Chicago Stomp - Jimmy Blythe
Par Olivier Douville
Chicago Stomp - Jimmy (1901-1931) Blythe - 78t - Chicago, 1924-04-00, Paramount - Orchestre : Jimmy Blythe (piano solo)
De la vie de Jimmy Blythe, que savons-nous ? rien ou si peu. Alors que les anecdotes abondent et parfois s'inventent au fur et à mesure que défilent les souvenirs des musiciens parlant des premiers temps du jazz, le vie de Blythe se réduit à quelques lignes dans les meilleures biographies.
Sa discographie, en revanche, est impressionnante ; l’excellence de son soutien rythmique et son sens aigu du blues, mais encore sa connaissance approfondie des structures harmoniques issues du ragtime et encore usitées dans les chansons à succès font de lui un accompagnateur recherché par de nombreuses et grandes dames du « blues » et du « song » dont Gertrude « Ma » Rainey, Berthe « Chippie » Hill, Monette Moore ou Priscilla Stewart.
Sous sa direction, il réunit et fait enregistrer de petits combos, aux noms pittoresques : Les « Blythe's Owls », les « Jimmy Bythe and his Ragamuffins » , les Blythe's Washboard Band » ou encore les « Blythe's Washboard Ragamuffins » ou les « Blythe's Sinful Five » . Habitué des studios Gennet, Paramount ou Vocalion, il grave des cires assez souvent avec Johnny Dodds, Jimmy Bertrand, Punch Miller et W.E. Burton.
A peine dans sa seizième année, le jeune Blythe quitte son Kentucky natal et part rejoindre sa sœur aînée, Elfie, à Chicago. Il y suit les enseignements du pianiste de ragtime, chef d’orchestre et compositeur Clarence M. Jones.

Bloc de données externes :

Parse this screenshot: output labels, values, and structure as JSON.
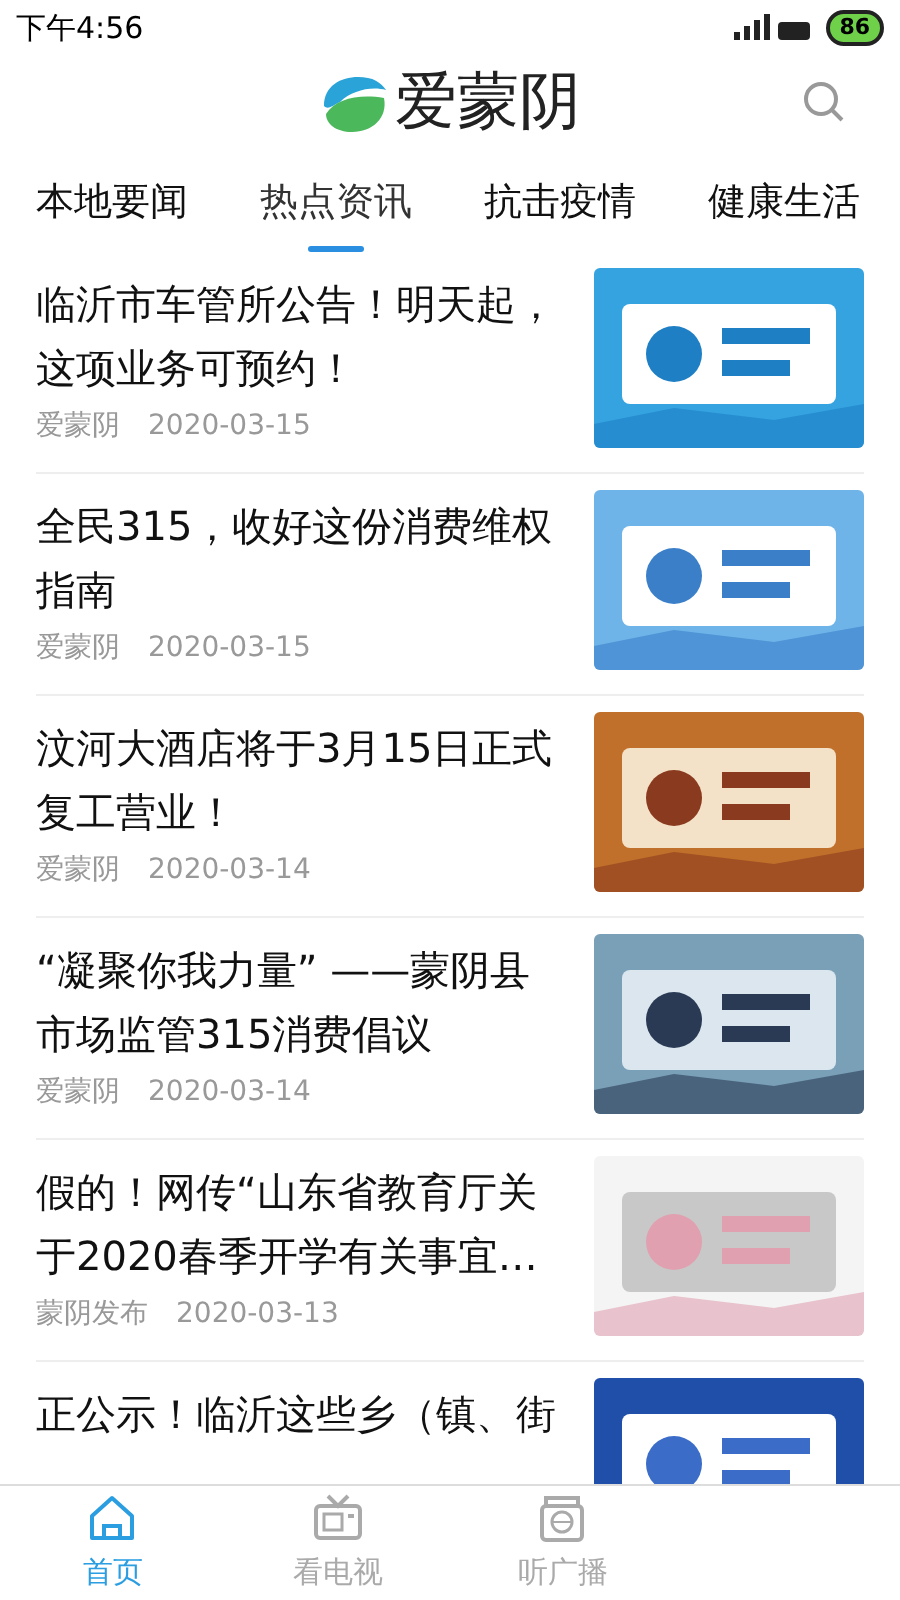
{
  "status_bar": {
    "time": "下午4:56",
    "battery": "86"
  },
  "header": {
    "title": "爱蒙阴"
  },
  "tabs": [
    {
      "label": "本地要闻",
      "selected": false
    },
    {
      "label": "热点资讯",
      "selected": true
    },
    {
      "label": "抗击疫情",
      "selected": false
    },
    {
      "label": "健康生活",
      "selected": false
    }
  ],
  "articles": [
    {
      "title": "临沂市车管所公告！明天起，这项业务可预约！",
      "source": "爱蒙阴",
      "date": "2020-03-15"
    },
    {
      "title": "全民315，收好这份消费维权指南",
      "source": "爱蒙阴",
      "date": "2020-03-15"
    },
    {
      "title": "汶河大酒店将于3月15日正式复工营业！",
      "source": "爱蒙阴",
      "date": "2020-03-14"
    },
    {
      "title": "“凝聚你我力量” ——蒙阴县市场监管315消费倡议",
      "source": "爱蒙阴",
      "date": "2020-03-14"
    },
    {
      "title": "假的！网传“山东省教育厅关于2020春季开学有关事宜…",
      "source": "蒙阴发布",
      "date": "2020-03-13"
    },
    {
      "title": "正公示！临沂这些乡（镇、街"
    }
  ],
  "bottom_nav": [
    {
      "label": "首页",
      "selected": true,
      "kind": "home"
    },
    {
      "label": "看电视",
      "selected": false,
      "kind": "tv"
    },
    {
      "label": "听广播",
      "selected": false,
      "kind": "radio"
    }
  ]
}
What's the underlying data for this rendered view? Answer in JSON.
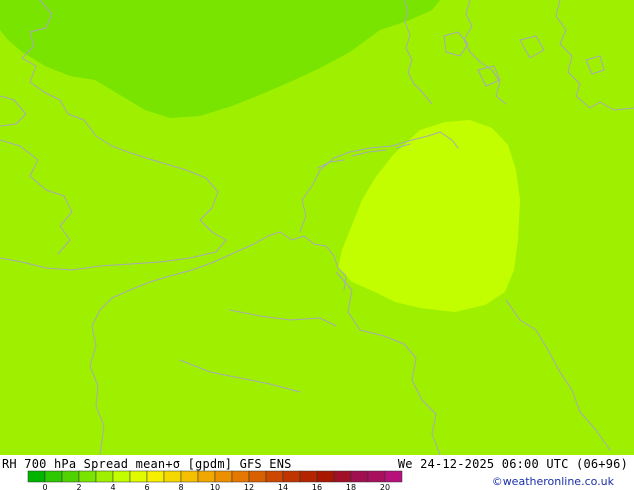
{
  "header": {
    "title_left": "RH 700 hPa Spread mean+σ [gpdm] GFS ENS",
    "title_right": "We 24-12-2025 06:00 UTC (06+96)"
  },
  "credit": "©weatheronline.co.uk",
  "colors": {
    "background_field": "#9ef000",
    "upper_left_zone": "#78e400",
    "central_zone": "#c2fe00",
    "coastline": "#a7a9b8"
  },
  "legend": {
    "labels": [
      "0",
      "2",
      "4",
      "6",
      "8",
      "10",
      "12",
      "14",
      "16",
      "18",
      "20"
    ],
    "colors": [
      "#00b400",
      "#2cc800",
      "#50d200",
      "#78e400",
      "#9ef000",
      "#c2fe00",
      "#e0fa00",
      "#f6f000",
      "#f4d800",
      "#f4c000",
      "#f0a800",
      "#ec9000",
      "#e47800",
      "#d86000",
      "#cc4800",
      "#c03400",
      "#b42400",
      "#a81800",
      "#a01028",
      "#a01050",
      "#a8105e",
      "#b8107a"
    ]
  }
}
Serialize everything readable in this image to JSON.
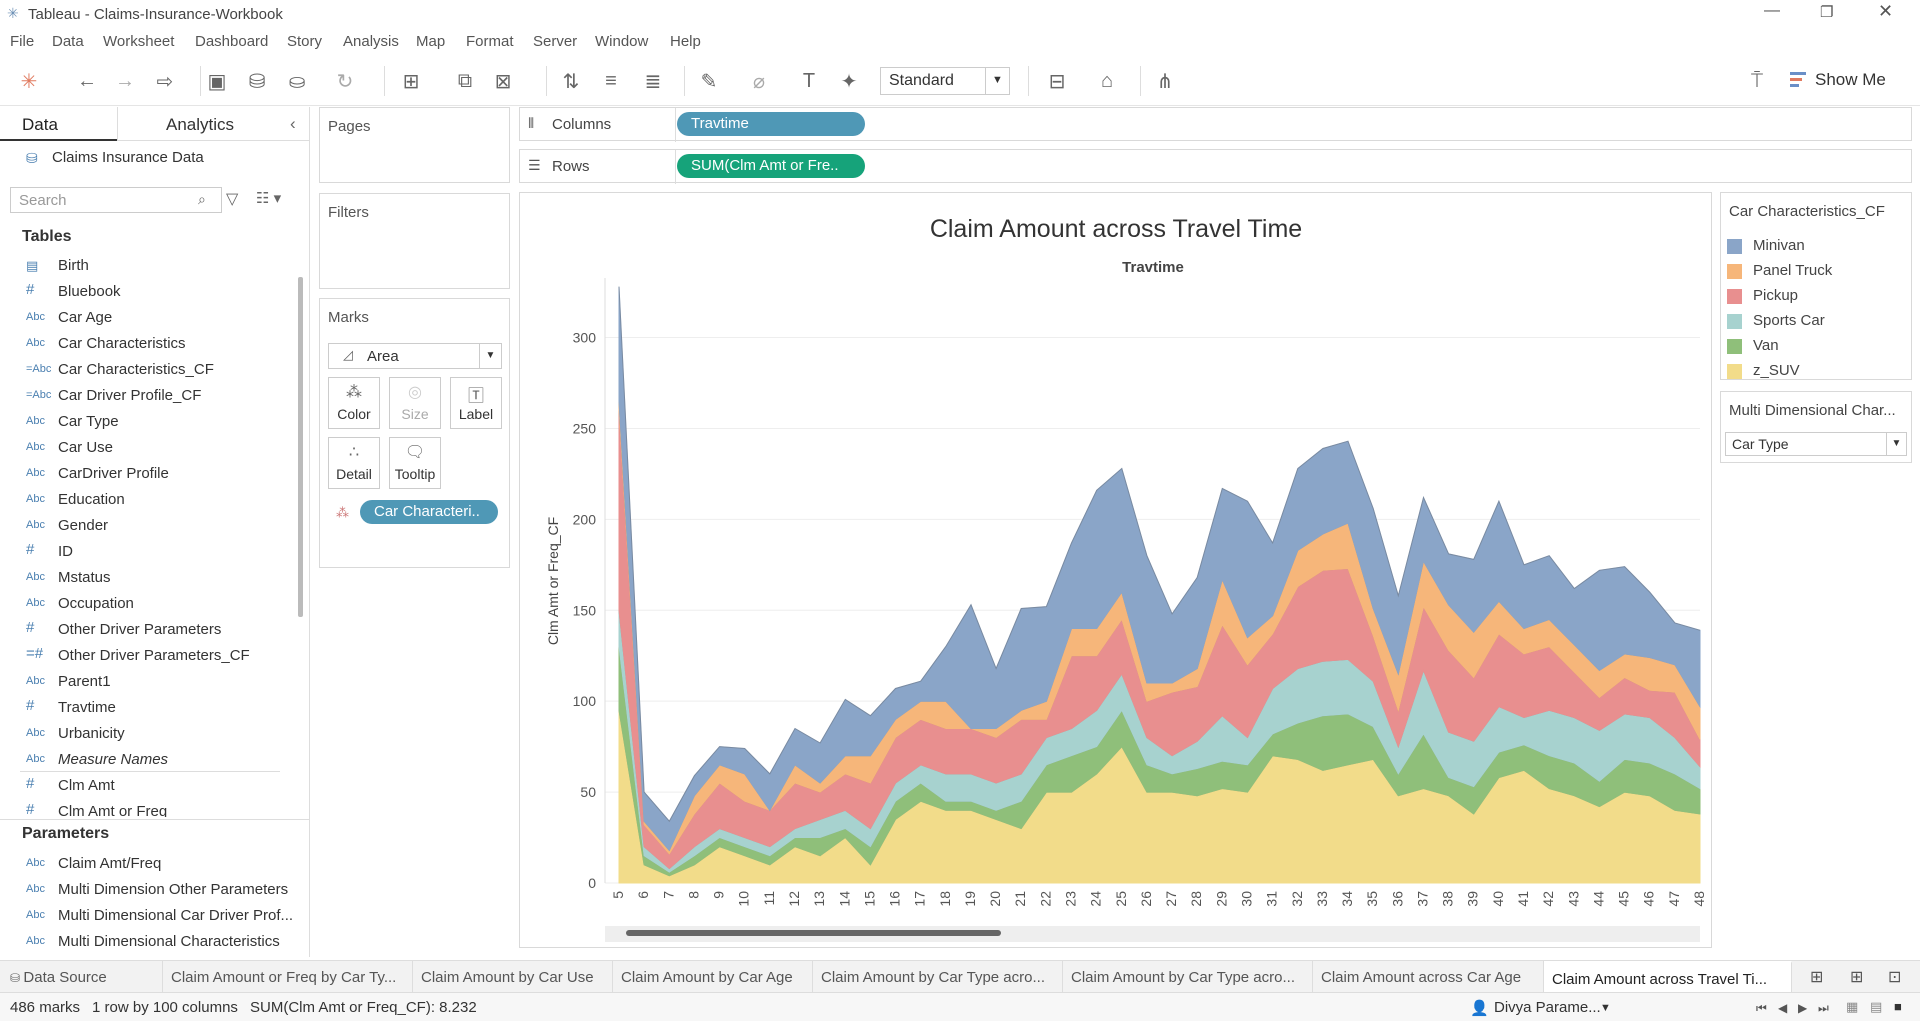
{
  "window": {
    "title": "Tableau - Claims-Insurance-Workbook"
  },
  "menu": [
    "File",
    "Data",
    "Worksheet",
    "Dashboard",
    "Story",
    "Analysis",
    "Map",
    "Format",
    "Server",
    "Window",
    "Help"
  ],
  "toolbar": {
    "fit_label": "Standard",
    "show_me_label": "Show Me"
  },
  "data_pane": {
    "tab_data": "Data",
    "tab_analytics": "Analytics",
    "source": "Claims Insurance Data",
    "search_placeholder": "Search",
    "tables_header": "Tables",
    "fields": [
      {
        "type": "Date",
        "name": "Birth"
      },
      {
        "type": "#",
        "name": "Bluebook"
      },
      {
        "type": "Abc",
        "name": "Car Age"
      },
      {
        "type": "Abc",
        "name": "Car Characteristics"
      },
      {
        "type": "=Abc",
        "name": "Car Characteristics_CF"
      },
      {
        "type": "=Abc",
        "name": "Car Driver Profile_CF"
      },
      {
        "type": "Abc",
        "name": "Car Type"
      },
      {
        "type": "Abc",
        "name": "Car Use"
      },
      {
        "type": "Abc",
        "name": "CarDriver Profile"
      },
      {
        "type": "Abc",
        "name": "Education"
      },
      {
        "type": "Abc",
        "name": "Gender"
      },
      {
        "type": "#",
        "name": "ID"
      },
      {
        "type": "Abc",
        "name": "Mstatus"
      },
      {
        "type": "Abc",
        "name": "Occupation"
      },
      {
        "type": "#",
        "name": "Other Driver Parameters"
      },
      {
        "type": "=#",
        "name": "Other Driver Parameters_CF"
      },
      {
        "type": "Abc",
        "name": "Parent1"
      },
      {
        "type": "#",
        "name": "Travtime"
      },
      {
        "type": "Abc",
        "name": "Urbanicity"
      },
      {
        "type": "Abc",
        "name": "Measure Names"
      },
      {
        "type": "#",
        "name": "Clm Amt"
      },
      {
        "type": "#",
        "name": "Clm Amt or Freq"
      }
    ],
    "parameters_header": "Parameters",
    "parameters": [
      {
        "type": "Abc",
        "name": "Claim Amt/Freq"
      },
      {
        "type": "Abc",
        "name": "Multi Dimension Other Parameters"
      },
      {
        "type": "Abc",
        "name": "Multi Dimensional Car Driver Prof..."
      },
      {
        "type": "Abc",
        "name": "Multi Dimensional Characteristics"
      }
    ]
  },
  "cards": {
    "pages": "Pages",
    "filters": "Filters",
    "marks": "Marks",
    "mark_type": "Area",
    "marks_buttons": [
      "Color",
      "Size",
      "Label",
      "Detail",
      "Tooltip"
    ],
    "color_pill": "Car Characteri.."
  },
  "shelves": {
    "columns_label": "Columns",
    "columns_pill": "Travtime",
    "rows_label": "Rows",
    "rows_pill": "SUM(Clm Amt or Fre.."
  },
  "legend": {
    "title": "Car Characteristics_CF",
    "items": [
      {
        "label": "Minivan",
        "color": "#8aa5c8"
      },
      {
        "label": "Panel Truck",
        "color": "#f6b67a"
      },
      {
        "label": "Pickup",
        "color": "#e88f8f"
      },
      {
        "label": "Sports Car",
        "color": "#a7d2cf"
      },
      {
        "label": "Van",
        "color": "#8fbf7a"
      },
      {
        "label": "z_SUV",
        "color": "#f2dc8a"
      }
    ]
  },
  "parameter_card": {
    "title": "Multi Dimensional Char...",
    "value": "Car Type"
  },
  "chart_data": {
    "type": "area",
    "title": "Claim Amount across Travel Time",
    "xlabel": "Travtime",
    "ylabel": "Clm Amt or Freq_CF",
    "ylim": [
      0,
      330
    ],
    "yticks": [
      0,
      50,
      100,
      150,
      200,
      250,
      300
    ],
    "stacked": true,
    "x": [
      5,
      6,
      7,
      8,
      9,
      10,
      11,
      12,
      13,
      14,
      15,
      16,
      17,
      18,
      19,
      20,
      21,
      22,
      23,
      24,
      25,
      26,
      27,
      28,
      29,
      30,
      31,
      32,
      33,
      34,
      35,
      36,
      37,
      38,
      39,
      40,
      41,
      42,
      43,
      44,
      45,
      46,
      47,
      48
    ],
    "series": [
      {
        "name": "z_SUV",
        "color": "#f2dc8a",
        "values": [
          95,
          10,
          4,
          10,
          20,
          15,
          10,
          20,
          15,
          25,
          10,
          35,
          45,
          40,
          40,
          35,
          30,
          50,
          50,
          60,
          75,
          50,
          50,
          48,
          52,
          50,
          70,
          68,
          62,
          65,
          68,
          48,
          52,
          48,
          38,
          58,
          62,
          52,
          48,
          42,
          50,
          48,
          40,
          38
        ]
      },
      {
        "name": "Van",
        "color": "#8fbf7a",
        "values": [
          35,
          5,
          2,
          5,
          5,
          5,
          5,
          5,
          10,
          5,
          10,
          10,
          10,
          5,
          5,
          5,
          15,
          15,
          20,
          15,
          20,
          15,
          10,
          15,
          15,
          15,
          12,
          20,
          30,
          28,
          18,
          12,
          30,
          10,
          15,
          14,
          14,
          18,
          18,
          14,
          18,
          18,
          20,
          14
        ]
      },
      {
        "name": "Sports Car",
        "color": "#a7d2cf",
        "values": [
          20,
          5,
          2,
          5,
          5,
          5,
          5,
          5,
          10,
          10,
          10,
          10,
          10,
          15,
          15,
          15,
          15,
          15,
          15,
          20,
          20,
          15,
          10,
          15,
          25,
          15,
          25,
          30,
          30,
          30,
          25,
          15,
          35,
          25,
          25,
          25,
          15,
          25,
          25,
          28,
          25,
          25,
          20,
          12
        ]
      },
      {
        "name": "Pickup",
        "color": "#e88f8f",
        "values": [
          110,
          12,
          8,
          18,
          25,
          20,
          20,
          25,
          15,
          20,
          25,
          25,
          25,
          25,
          25,
          25,
          30,
          10,
          40,
          30,
          30,
          20,
          35,
          30,
          50,
          40,
          30,
          45,
          50,
          50,
          25,
          20,
          35,
          45,
          35,
          40,
          35,
          35,
          25,
          18,
          20,
          15,
          25,
          15
        ]
      },
      {
        "name": "Panel Truck",
        "color": "#f6b67a",
        "values": [
          5,
          2,
          2,
          10,
          10,
          15,
          0,
          10,
          5,
          10,
          15,
          10,
          10,
          15,
          0,
          5,
          5,
          10,
          15,
          15,
          15,
          10,
          5,
          10,
          25,
          15,
          10,
          20,
          20,
          25,
          15,
          20,
          25,
          25,
          25,
          18,
          14,
          15,
          15,
          15,
          13,
          18,
          15,
          18
        ]
      },
      {
        "name": "Minivan",
        "color": "#8aa5c8",
        "values": [
          63,
          16,
          16,
          11,
          10,
          14,
          20,
          20,
          22,
          31,
          22,
          17,
          11,
          30,
          68,
          33,
          56,
          52,
          47,
          76,
          68,
          70,
          38,
          50,
          50,
          75,
          40,
          45,
          47,
          45,
          55,
          43,
          35,
          28,
          40,
          55,
          35,
          35,
          31,
          55,
          48,
          36,
          23,
          42
        ]
      }
    ]
  },
  "bottom_tabs": [
    "Data Source",
    "Claim Amount or Freq by Car Ty...",
    "Claim Amount by Car Use",
    "Claim Amount by Car Age",
    "Claim Amount by Car Type acro...",
    "Claim Amount by Car Type acro...",
    "Claim Amount across Car Age",
    "Claim Amount across Travel Ti..."
  ],
  "status": {
    "marks": "486 marks",
    "dims": "1 row by 100 columns",
    "sum": "SUM(Clm Amt or Freq_CF): 8.232",
    "user": "Divya Parame..."
  }
}
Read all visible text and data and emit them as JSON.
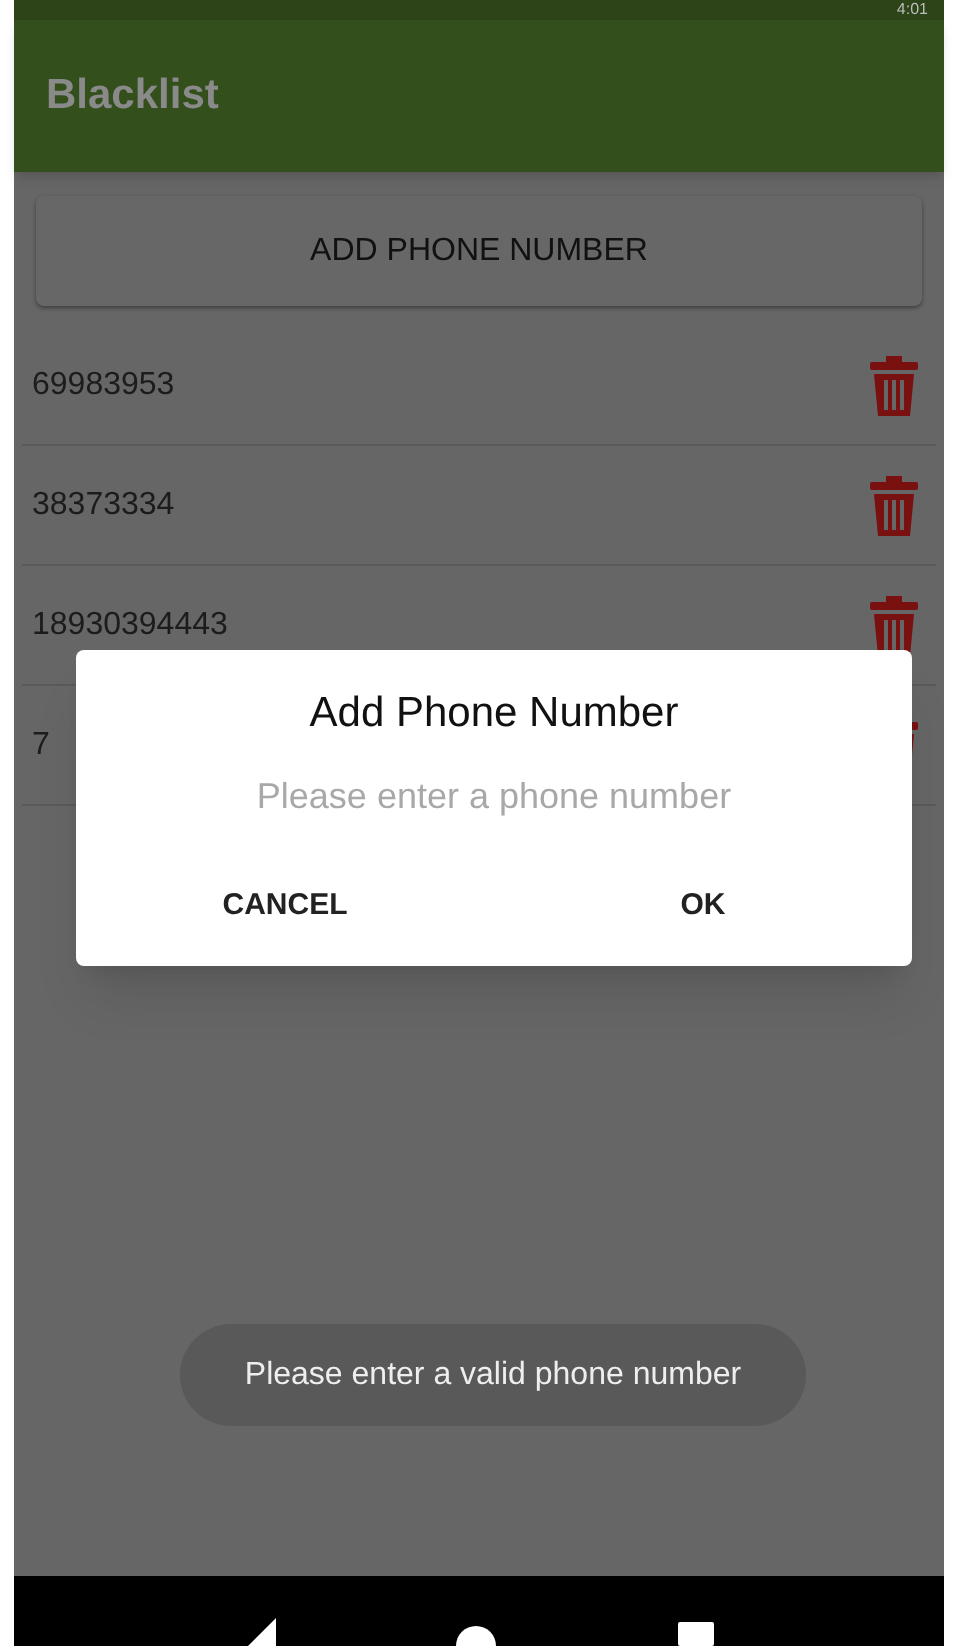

Star locale, ce dernier est un inlasable graveur de piano rolls, dont l’invraisemblable "Thanks for the Lobster" ("Merci du Homard")pour la compagnieFrank K. Root & Co., en 1914.
L’écoute de « Chicago Stomp » permet de tenir pour peu conséquente la thèse trop répandue d’une influence importante du maître sur le disciple. Certes, en compagnie de Clarence M. Jones, pianiste brillantissime mais superficiel, Blythe a acquis une grande labilité de style. Et comme cela fait de lui un des pianistes les plus complets et les plus capables de son époque, il va jouer des « fox-trot », des marches et des valses, et en graver aussi sur piano roll, à la demande expresse de la firme Columbia. Ce sont là des œuvrettes de circonstance, décoratives quoiqu’un peu trop délicates pour n’être que factices.
Le véritable apport de Blythe est ailleurs. Il réside dans son sens du blues – de cette musique nègre que les coquetteries de Jones refoulaient. Là, son inspiration ne se relâche pas, l’esbroufe n’a plus droit de cité. « Chicago Stomp » est sans doute le premier solo de piano intégralement boogie-woogie enregistré. Ce genre essentiellement pianistique est une façon de jouer le blues qui suppose une nette indépendance des deux mains.
Alors qu’à la gauche, le pianiste délivre des motifs obsessionnellement repris et qui offrent une assise rythmique implacable, à la droite, il va broder, inventer des courtes phrases ciselées ans l’aigu.
Jimmy Blythe décède d’une méningite à l’âge de trente ans. Son art mérite d’être redécouvert. C’est celui d’un des pianistes les plus doués et les plus authentiques de sa génération. Sans doute le plus en contact avec les racines profondes, fécondes et populaires de cette vie musicale sise à la frange du jazz et du blues.
L’autre face de ce 78 t. « Armour Av. Struggle » est aussi joliment enlevée et inspirée. D'autres solos de lui sont à connaître, en particulier "Mr. Freedie Blues" (Chicago, mai 1926) et "Sweet papa" (Chicago, mars 1928).